2
votes

I am getting "Transport error during HTTP request" on google dataflow on using BigQueryIO.Read.

Code:

PipelineOptionsFactory.register(UserClickOptions.class);
DataflowPipelineOptions options = 
  PipelineOptionsFactory.fromArgs(args).as(UserClickOptions.class);
Pipeline p = Pipeline.create(options);

......

final PCollection<TableRow> result =
  p.apply(BigQueryIO.Read.named("lookup")
      .fromQuery(Query.getLookupQuery()));

My query is like:

SELECT ROW_NUMBER() OVER() as Id, prop11 as X FROM (
  SELECT prop11 FROM       
    (TABLE_DATE_RANGE([Mapping.network_v2_],
     DATE_ADD(CURRENT_TIMESTAMP(), -1, 'YEAR'),CURRENT_TIMESTAMP())) 
  WHERE (REGEXP_MATCH(pagename,"^[1-9][^404]"))
  AND (prop11 IS NOT null AND prop11 !="")
  GROUP EACH BY prop11;

if run the query on Bigquery console it works and pipeline works for 3 months of data. Rows around 12 millions for a year.

Exception trace:

(9e64c4000646eed): Workflow failed. Causes: (d785ff42d5d40091): 
S06:CPNlookup+ParDo(Cpn2Csv)+ParDo(Row2KV)
+cpn2File/FileBasedSink.ReshardForWrite/Window.Into()
+cpn2File/FileBasedSink.ReshardForWrite/RandomKey
+cpn2File/FileBasedSink.ReshardForWrite/GroupByKey/Reify
+cpn2File/FileBasedSink.ReshardForWrite/GroupByKey/Write failed.,
(eec2b6fa988abf05): BigQuery: query execution in project "cip-newsuk-data" failed.,
(eec2b6fa988abbce): BigQuery execution failed.,
(eec2b6fa988ab897): Transport error during HTTP request.

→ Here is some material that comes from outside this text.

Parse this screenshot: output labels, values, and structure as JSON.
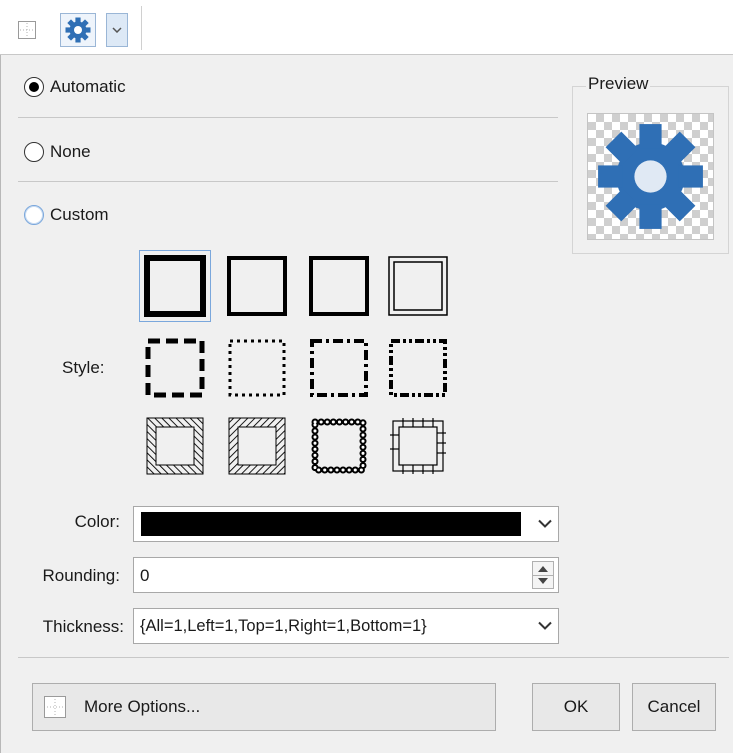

Update 12/Apr/2006 :: I am getting these failure for a day worth of data but frequency is very less compare 3 months of data.

1
Could you add the exceptions you saw indicating the transport error? Also, did the pipeline eventually succeed/fail (exceptions are automatically retried, so it is possible to have exceptions and still succeed). - Ben Chambers
@BenChambers exception added - gana
Thanks, we're taking a look. - Sam McVeety
When you run the query from the BigQuery console, how long is it reported as taking? - Ben Chambers
For a day query takes about 3-5 sec, 3 month takes about 20 sec, 6 months takes about 40-50 sec. - gana

1 Answers

3
votes

We think we tracked this down and hope it will get fixed in the near future. In the meantime, there may be a work around that gets you unblocked for now.

The error you are seeing might be avoided if you try using TABLE_DATE_RANGE_STRICT instead of TABLE_DATE_RANGE. This will require that all tables expected by the date range are present, which may or may not be the case for you.

As an example, if you change your query to:

SELECT ROW_NUMBER() OVER() as Id, prop11 as X FROM (
  SELECT prop11 FROM       
    (TABLE_DATE_RANGE_STRICT([Mapping.network_v2_],
     DATE_ADD(CURRENT_TIMESTAMP(), -1, 'YEAR'),CURRENT_TIMESTAMP())) 
WHERE (REGEXP_MATCH(pagename,"^[1-9][^404]"))
AND (prop11 IS NOT null AND prop11 !="")
GROUP EACH BY prop11;

See the documentation on table wildcard functions for more details on TABLE_DATE_RANGE_STRICT.